Parents call Litzman’s new guidelines ‘spin’.

Hadassah Medical Center (photo credit: WWW.HADASSAH.ORG.IL)
Hadassah Medical Center
(photo credit: WWW.HADASSAH.ORG.IL)
The dilemma of some 300 children with blood cancers whose six senior oncologists and three medical residents are due to leave the pediatric hemato-oncology department on June 4 is far from resolution.
The doctors and the parents regard the solution recommended by Health Minister Ya’acov Litzman and accepted by Hadassah Medical Organization director-general Prof. Zeev Rotstein as “mere spin.”
In addition, it was disclosed Thursday that 70% of the children under active treatment or medical follow-up are not Israelis but rather Palestinians or foreigners who came for care under medical tourism.
The ministry spokesman announced Thursday a number of technical guidelines for solving the Hadassah crisis, such as the children being treated separately from the adults and solely by pediatric hemato-oncology specialists.
Ministry director-general Moshe Bar Siman Tov added that the guidelines were the “result of intensive work of professionals in the ministry aimed at giving the children the highest- level treatment. All fears raised by the doctors on the way the department is run have been answered in this document. We expect that the doctors will cancel their letters of resignation and return to work,” the director-general stated.

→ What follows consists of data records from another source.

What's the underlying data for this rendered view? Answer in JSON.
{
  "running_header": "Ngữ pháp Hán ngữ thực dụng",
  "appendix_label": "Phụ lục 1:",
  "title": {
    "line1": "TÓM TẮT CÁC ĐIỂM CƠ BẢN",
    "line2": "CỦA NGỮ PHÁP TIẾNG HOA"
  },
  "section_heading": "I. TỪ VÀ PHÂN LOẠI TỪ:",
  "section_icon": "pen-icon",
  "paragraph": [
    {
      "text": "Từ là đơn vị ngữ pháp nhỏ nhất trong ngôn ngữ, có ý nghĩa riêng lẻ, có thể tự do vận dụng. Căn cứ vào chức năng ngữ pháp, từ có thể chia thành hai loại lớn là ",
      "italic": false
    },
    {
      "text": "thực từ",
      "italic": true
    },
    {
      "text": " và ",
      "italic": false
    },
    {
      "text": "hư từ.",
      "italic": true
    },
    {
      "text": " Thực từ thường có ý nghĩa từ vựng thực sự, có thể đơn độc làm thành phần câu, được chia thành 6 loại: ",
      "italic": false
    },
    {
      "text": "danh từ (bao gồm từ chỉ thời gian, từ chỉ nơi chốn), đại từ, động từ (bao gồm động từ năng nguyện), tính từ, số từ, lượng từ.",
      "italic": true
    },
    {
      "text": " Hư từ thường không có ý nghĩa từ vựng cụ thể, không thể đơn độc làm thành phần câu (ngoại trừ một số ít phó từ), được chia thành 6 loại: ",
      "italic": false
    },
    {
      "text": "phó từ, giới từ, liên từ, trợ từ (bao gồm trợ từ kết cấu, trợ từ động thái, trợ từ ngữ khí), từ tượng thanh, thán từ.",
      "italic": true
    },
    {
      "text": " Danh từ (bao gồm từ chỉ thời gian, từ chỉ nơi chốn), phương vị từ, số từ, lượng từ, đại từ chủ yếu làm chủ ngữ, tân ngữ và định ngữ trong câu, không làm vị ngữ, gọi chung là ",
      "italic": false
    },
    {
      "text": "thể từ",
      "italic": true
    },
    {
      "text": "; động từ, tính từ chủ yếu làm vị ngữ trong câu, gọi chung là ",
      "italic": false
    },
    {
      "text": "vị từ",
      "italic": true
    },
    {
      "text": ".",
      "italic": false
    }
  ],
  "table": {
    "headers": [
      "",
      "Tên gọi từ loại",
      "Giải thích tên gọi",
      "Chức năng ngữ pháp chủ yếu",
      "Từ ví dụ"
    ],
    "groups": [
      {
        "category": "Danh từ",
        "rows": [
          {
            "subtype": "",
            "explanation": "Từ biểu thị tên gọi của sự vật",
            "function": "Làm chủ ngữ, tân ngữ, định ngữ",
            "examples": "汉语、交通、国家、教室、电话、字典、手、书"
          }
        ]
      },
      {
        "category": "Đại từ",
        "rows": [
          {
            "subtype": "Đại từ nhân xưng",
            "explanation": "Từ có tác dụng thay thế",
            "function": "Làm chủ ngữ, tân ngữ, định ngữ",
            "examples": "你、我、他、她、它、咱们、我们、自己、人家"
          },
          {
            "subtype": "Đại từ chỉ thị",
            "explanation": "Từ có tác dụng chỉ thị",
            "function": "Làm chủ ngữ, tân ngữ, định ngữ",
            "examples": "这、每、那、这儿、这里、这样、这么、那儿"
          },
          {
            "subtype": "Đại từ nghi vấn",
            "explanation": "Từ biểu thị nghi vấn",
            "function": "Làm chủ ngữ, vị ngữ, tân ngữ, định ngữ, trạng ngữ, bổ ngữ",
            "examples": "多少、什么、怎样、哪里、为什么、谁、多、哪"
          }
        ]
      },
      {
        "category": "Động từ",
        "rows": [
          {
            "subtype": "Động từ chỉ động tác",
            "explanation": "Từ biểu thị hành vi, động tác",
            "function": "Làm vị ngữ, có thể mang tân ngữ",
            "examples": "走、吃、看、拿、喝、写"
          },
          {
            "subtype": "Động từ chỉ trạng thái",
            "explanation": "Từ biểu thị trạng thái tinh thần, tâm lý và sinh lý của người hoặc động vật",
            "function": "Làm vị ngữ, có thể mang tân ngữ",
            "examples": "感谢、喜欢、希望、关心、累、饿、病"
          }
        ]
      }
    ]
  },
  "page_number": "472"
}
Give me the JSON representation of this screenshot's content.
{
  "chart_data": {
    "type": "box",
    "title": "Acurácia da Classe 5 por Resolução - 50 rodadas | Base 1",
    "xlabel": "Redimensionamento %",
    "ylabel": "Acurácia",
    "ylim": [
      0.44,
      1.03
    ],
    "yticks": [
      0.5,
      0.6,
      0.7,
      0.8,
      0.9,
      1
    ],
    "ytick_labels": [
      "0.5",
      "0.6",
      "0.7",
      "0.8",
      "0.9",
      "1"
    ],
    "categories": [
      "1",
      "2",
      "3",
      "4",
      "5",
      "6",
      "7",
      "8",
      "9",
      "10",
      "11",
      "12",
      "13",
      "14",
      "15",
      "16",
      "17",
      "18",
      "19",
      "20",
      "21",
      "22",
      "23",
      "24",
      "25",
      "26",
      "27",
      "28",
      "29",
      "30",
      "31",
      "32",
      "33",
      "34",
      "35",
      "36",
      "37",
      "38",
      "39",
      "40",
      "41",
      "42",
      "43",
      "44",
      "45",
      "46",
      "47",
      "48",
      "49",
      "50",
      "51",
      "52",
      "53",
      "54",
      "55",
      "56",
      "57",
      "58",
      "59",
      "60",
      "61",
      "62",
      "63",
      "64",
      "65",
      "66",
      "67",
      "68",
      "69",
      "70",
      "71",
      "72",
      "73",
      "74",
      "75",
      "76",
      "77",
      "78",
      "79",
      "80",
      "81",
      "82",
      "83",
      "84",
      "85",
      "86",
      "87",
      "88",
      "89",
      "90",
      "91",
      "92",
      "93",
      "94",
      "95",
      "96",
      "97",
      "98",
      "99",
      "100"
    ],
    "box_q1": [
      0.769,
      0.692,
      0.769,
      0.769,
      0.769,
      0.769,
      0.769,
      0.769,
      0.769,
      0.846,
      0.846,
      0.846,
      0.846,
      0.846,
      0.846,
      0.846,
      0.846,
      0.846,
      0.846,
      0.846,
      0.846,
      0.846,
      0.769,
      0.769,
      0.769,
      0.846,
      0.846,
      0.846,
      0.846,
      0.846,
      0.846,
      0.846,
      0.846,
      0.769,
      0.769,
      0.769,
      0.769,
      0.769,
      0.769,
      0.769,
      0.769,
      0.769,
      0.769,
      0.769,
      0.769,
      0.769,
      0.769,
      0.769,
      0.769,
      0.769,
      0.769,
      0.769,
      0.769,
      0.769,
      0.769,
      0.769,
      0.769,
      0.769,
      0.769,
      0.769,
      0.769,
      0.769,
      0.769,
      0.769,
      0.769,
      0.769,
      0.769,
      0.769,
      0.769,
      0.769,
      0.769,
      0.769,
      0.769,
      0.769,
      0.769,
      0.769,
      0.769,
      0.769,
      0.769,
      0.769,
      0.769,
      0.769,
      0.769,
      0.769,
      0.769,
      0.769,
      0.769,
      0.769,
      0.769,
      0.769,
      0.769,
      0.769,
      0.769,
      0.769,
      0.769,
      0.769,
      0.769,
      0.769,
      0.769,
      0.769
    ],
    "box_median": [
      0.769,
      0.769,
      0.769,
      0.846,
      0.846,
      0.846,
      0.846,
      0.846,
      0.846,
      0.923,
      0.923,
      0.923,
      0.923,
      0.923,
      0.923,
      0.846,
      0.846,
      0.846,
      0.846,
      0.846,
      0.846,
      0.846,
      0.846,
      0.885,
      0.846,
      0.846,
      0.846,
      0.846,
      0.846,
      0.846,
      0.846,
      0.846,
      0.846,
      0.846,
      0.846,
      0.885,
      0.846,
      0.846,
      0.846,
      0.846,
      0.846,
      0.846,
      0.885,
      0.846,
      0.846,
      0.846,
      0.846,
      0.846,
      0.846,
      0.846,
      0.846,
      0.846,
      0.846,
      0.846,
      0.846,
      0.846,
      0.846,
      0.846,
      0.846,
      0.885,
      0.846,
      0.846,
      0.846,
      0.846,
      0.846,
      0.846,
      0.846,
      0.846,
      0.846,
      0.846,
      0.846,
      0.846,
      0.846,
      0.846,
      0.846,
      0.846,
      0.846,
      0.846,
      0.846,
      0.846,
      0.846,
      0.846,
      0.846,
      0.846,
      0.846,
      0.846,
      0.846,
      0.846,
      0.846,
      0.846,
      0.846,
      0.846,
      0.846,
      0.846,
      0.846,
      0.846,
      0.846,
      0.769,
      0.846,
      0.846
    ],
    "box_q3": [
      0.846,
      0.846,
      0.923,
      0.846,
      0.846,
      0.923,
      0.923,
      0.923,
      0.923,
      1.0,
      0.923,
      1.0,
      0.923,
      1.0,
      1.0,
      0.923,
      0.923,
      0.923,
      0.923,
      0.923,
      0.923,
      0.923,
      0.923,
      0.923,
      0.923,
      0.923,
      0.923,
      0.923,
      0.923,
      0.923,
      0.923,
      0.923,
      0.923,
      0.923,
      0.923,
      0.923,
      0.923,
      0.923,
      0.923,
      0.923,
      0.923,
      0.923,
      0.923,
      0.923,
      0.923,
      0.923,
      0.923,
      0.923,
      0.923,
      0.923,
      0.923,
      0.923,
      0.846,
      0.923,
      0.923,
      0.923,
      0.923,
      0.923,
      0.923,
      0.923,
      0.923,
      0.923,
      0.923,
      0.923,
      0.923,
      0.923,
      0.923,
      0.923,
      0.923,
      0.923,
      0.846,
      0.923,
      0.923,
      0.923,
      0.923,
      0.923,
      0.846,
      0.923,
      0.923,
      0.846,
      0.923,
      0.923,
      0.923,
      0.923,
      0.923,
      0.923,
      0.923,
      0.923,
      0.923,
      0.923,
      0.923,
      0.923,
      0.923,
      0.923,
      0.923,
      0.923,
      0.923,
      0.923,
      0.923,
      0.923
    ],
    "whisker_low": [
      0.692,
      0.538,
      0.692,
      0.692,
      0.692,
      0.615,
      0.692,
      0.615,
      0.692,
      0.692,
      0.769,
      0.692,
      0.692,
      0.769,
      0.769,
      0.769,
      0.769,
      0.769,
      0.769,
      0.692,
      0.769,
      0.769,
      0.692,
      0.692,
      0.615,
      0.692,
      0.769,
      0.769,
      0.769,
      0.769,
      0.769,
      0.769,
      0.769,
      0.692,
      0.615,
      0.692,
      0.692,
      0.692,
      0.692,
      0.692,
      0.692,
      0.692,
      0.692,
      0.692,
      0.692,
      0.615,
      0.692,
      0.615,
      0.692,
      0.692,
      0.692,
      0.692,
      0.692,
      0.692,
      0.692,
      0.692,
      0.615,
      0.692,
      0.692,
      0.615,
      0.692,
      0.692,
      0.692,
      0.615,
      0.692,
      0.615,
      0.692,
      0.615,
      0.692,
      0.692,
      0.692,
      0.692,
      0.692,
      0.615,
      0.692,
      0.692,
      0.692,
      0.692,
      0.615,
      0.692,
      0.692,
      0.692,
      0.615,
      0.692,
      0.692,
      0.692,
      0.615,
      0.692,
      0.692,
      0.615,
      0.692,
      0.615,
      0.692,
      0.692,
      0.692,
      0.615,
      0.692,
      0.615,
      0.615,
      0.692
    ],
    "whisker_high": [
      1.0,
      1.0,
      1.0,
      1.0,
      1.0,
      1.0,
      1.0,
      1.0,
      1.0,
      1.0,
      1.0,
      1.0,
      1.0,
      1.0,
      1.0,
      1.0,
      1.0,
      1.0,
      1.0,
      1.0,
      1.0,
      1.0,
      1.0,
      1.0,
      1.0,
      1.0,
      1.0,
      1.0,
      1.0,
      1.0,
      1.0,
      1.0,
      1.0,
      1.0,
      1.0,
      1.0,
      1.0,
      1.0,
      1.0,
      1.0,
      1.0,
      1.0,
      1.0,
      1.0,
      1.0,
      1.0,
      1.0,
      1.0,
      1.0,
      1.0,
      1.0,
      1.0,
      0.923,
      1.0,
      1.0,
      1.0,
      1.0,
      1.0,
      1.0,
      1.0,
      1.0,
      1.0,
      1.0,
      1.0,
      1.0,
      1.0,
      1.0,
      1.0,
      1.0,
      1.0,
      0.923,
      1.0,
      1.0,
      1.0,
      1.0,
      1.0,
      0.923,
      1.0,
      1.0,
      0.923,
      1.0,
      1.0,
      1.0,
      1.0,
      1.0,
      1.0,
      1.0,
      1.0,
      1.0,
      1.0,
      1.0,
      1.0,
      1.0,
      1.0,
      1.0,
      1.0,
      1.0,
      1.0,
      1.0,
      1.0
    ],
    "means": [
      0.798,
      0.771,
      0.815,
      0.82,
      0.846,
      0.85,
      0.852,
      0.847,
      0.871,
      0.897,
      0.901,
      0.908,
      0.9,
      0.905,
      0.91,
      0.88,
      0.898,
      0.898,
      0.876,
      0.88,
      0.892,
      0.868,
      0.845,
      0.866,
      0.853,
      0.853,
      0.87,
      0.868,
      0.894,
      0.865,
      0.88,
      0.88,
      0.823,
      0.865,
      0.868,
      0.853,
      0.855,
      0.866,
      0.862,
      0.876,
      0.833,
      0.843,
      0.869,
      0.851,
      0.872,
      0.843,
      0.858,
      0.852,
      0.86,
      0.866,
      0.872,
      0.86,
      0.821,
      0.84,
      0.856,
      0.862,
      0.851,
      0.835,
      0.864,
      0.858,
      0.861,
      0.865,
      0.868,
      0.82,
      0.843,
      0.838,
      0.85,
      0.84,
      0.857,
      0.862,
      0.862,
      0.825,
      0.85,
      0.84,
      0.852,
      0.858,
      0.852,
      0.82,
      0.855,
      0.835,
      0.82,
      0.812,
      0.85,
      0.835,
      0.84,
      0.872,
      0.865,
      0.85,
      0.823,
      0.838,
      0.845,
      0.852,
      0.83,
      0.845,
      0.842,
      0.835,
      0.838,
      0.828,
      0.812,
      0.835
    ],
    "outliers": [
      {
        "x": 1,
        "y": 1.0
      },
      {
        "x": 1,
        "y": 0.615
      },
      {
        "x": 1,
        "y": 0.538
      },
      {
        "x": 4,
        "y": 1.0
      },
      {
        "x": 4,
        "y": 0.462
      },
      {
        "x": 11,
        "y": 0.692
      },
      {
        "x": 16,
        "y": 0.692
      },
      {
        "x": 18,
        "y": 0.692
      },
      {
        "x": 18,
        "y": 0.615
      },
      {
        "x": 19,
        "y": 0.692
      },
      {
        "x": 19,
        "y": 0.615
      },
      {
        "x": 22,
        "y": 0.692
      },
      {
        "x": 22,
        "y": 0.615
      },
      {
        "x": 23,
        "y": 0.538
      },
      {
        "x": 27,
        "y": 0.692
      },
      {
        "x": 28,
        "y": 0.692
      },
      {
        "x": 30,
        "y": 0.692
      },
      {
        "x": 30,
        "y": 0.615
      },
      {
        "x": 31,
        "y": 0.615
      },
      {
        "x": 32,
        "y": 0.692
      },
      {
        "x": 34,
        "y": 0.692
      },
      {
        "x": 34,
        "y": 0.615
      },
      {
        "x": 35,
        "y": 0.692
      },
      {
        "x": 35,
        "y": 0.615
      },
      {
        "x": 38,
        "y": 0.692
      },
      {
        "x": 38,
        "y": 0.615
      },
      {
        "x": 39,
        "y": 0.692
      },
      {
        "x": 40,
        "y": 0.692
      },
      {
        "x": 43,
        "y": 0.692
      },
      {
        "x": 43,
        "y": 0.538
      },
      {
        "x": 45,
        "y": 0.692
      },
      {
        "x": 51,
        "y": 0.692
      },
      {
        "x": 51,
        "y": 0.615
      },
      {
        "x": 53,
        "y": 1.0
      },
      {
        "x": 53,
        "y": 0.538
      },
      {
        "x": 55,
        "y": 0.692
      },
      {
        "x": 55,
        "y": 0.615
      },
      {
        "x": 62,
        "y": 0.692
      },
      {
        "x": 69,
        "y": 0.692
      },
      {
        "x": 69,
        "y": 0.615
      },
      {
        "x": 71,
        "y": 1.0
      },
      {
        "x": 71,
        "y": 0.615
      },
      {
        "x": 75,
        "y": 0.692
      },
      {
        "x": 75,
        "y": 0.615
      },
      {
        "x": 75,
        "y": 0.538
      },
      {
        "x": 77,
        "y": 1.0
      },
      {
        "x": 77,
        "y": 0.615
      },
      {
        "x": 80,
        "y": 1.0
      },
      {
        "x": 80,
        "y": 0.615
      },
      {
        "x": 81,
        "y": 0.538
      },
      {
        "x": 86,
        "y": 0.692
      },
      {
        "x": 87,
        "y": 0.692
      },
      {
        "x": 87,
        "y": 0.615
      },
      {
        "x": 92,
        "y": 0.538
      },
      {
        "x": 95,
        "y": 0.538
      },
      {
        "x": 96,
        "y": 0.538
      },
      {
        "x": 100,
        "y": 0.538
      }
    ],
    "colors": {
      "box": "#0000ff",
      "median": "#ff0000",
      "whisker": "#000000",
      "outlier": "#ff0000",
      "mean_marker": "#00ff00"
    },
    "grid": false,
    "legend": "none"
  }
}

The Lavi voluntary organization disclosed that the foreign children being treated in the Hadassah department “come at the expense of Israeli children” suffering from leukemia, lymphoma and other malignant diseases. This was revealed in a letter by Rotstein sent to the parents’ lawyer, Eliad Shraga. Lavi said only 12 children under active treatment are Israeli, compared to 21 from the Palestinian Authority and seven foreign tourists. Lavie said it was unthinkable that foreign children would get care “at the expense of Israeli children.”
Last week, Shraga claimed that Litzman and other ministry officials had “threatened” Shaare Zedek Medical Center director-general Prof. Jonathan Halevy that the ministry would “cancel existing departments and take away budgets” if he didn’t declare that he was not ready to accept the fleeing physicians and open a bone-marrow transplant department for them at his hospital. The doctors had said months ago that they were resigning because they could not abide by Rotstein’s management policies, including the large number of foreign patients and his intention of unifying the treatment of pediatric and adult bone-marrow patients.